Technical depth
Tray vs ladder rack vs trunking vs galvanised conduit, picking the right system for the job
Heavy-duty cable tray (returned-edge, hot-dip galvanised, typically 100–600mm wide) is the workhorse for power and control runs above 25mm², strong, well-ventilated, easy to add to. We default to medium- or heavy-duty class to BS EN 61537 on industrial sites, with support centres calculated from the loaded weight per metre rather than picked from a catalogue default. Returns, tees and bends are factory-formed and bonded with proprietary earth straps across every joint.
Ladder rack (rung-style, hot-dip galvanised) is the right answer for very heavy power runs, long SWA sub-mains, busbar feeds, motor cables 95mm² and above. The rungs give the cables a mechanical bearing surface, ventilation is excellent for thermal management, and the structural strength supports brackets at 2–3m centres instead of every metre. We use ladder rack on every recycling and process site we install because the dust and vibration are unforgiving.

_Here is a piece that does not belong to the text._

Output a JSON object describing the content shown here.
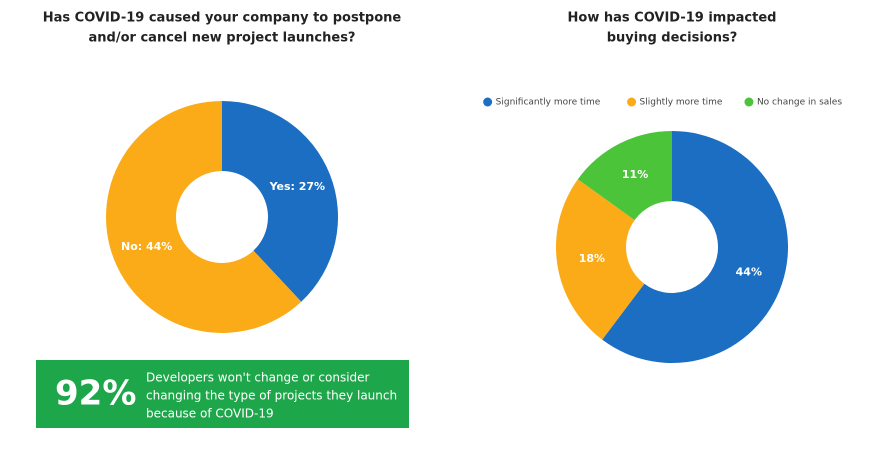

Steel trunking (50–300mm, lid-on) suits dense control and instrumentation work where you want segregation between power, control and data, typically running into MCC panels and field junction boxes. Galvanised conduit (heavy-gauge steel, screwed) is reserved for mechanical-protection runs, motor tails, machine drops and anywhere the cable is exposed to impact, oil or hot work. We never mix systems on a single run without a proper transition box, a clean install reads as one decision per run, not a patchwork.